I'm gravely concerned about the underidentification of alcohol-related crime in our area and in society in general. The headline-grabbing news includes raids and arrests of methamphetamine-manufacturing operations, massive drug sweeps to rid the streets of crack cocaine dealers and the destruction of marijuana-growing sites. These are political hot-button issues and have garnered the attention of local officials as well as state and federal legislators.
Yet behind the headlines drunken drivers continue to wreak havoc on each and every community in Southeast Missouri and surrounding states. Alcohol abuse, misuse and addiction are second in this country only to nicotine addiction in their potential to cause death and serious illness. Throughout the 1980s and also in the 1990s, more people have died as a result of drunken-driving accidents than during the entire conflict in Vietnam.
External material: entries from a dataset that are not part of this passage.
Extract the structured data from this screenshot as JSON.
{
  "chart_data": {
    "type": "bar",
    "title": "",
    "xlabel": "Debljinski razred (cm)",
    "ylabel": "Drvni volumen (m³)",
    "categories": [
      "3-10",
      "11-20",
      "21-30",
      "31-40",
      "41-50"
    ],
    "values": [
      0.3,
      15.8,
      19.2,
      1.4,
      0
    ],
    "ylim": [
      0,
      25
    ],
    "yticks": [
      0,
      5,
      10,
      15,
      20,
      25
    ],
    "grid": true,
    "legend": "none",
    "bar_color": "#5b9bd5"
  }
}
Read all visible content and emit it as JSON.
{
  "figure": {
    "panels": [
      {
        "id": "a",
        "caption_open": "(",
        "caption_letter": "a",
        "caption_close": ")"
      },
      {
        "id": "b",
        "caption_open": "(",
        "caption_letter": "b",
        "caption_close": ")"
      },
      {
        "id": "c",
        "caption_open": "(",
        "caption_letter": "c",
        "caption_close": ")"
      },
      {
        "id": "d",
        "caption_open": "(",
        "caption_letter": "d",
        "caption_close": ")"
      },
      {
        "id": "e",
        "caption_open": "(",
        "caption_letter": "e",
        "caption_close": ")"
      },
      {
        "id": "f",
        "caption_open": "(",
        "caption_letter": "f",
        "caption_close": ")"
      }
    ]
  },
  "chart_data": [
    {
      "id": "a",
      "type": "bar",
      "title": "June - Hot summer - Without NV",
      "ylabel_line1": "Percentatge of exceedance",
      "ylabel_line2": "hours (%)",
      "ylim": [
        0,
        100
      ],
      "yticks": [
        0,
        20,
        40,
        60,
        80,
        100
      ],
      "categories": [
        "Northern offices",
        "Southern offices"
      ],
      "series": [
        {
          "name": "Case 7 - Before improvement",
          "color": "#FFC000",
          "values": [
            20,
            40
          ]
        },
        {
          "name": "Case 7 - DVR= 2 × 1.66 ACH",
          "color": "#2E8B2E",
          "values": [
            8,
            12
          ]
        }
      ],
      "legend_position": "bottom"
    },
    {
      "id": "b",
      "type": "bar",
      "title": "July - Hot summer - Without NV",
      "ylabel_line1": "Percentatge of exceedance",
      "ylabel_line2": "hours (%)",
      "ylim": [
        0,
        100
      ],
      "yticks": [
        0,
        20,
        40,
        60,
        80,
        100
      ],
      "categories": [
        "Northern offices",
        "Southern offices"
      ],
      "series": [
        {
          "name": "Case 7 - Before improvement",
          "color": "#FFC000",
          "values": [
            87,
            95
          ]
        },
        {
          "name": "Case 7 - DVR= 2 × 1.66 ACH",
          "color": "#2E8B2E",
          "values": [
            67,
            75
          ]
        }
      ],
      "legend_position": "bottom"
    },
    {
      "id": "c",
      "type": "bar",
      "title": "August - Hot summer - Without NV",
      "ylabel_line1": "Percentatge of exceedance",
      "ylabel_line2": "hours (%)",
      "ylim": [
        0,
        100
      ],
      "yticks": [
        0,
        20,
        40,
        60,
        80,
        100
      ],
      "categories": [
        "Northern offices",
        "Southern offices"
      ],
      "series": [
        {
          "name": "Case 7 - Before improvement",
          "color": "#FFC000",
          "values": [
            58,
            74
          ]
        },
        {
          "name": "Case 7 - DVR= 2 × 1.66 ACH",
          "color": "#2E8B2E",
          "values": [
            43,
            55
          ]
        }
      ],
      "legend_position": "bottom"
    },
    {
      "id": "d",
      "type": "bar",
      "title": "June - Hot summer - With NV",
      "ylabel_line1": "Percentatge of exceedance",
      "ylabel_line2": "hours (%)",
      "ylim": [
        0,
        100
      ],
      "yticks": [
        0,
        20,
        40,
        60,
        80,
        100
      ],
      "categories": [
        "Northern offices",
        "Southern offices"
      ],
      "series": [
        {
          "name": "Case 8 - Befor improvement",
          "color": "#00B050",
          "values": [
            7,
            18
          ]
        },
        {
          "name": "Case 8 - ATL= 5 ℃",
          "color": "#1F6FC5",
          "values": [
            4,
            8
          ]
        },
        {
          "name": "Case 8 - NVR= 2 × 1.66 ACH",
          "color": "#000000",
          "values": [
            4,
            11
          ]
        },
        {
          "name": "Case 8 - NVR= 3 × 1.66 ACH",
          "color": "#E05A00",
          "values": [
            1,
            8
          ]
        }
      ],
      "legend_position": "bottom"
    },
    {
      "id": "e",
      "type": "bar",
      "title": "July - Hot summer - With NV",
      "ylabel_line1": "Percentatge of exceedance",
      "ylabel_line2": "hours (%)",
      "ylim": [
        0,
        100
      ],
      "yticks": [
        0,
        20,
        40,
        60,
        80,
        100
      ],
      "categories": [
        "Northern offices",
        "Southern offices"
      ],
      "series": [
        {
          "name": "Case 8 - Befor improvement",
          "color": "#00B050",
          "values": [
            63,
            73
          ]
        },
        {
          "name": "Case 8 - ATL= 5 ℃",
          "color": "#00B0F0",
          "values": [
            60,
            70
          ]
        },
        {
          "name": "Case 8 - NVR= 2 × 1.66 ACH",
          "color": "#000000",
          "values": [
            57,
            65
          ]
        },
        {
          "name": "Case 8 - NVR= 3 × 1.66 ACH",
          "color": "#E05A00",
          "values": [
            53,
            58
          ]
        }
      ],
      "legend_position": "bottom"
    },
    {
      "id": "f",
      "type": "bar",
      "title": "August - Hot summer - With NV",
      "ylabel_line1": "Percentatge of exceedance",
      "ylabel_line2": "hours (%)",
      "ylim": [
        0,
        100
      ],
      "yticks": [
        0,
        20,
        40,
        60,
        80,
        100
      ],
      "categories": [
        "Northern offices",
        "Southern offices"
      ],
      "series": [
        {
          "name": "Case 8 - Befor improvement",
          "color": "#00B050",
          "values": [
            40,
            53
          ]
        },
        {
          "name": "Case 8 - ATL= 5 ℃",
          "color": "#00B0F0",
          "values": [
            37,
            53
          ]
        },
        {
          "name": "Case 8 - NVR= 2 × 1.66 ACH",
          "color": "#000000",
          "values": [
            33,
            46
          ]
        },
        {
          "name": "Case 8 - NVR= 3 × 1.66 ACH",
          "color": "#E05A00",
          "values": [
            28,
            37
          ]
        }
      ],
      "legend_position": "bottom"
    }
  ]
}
The highway patrol calls the problem in Cape Girardeau "serious and alarming." Let's do the math associated with the most recent checkpoint operation: 500 vehicles stopped in a five-hour period equals 100 vehicles an hour, 102 drivers placed through field sobriety testing on the scene equals 20 field sobriety tests per hour and 20 drivers impaired enough that police thought it proudent to test them, 33 drivers intoxicated enough to be detained and tested on the Breathalyzer with 23 testing over the legal limit of intoxication equals 4.6 drunk drivers per hour in one location, and a different drunk driver would have been driving the streets of Cape Girardeau every 13 minutes.
The numbers speak for themselves. The problem is alarming, indeed, and frightening. Local, state and perhaps federal law enforcement officials, legislators and the public should never be allowed to de-emphasize how critical a piece of DWI enforcement, arrest and prosecution is in the war on drugs and on the preservation of safe communities.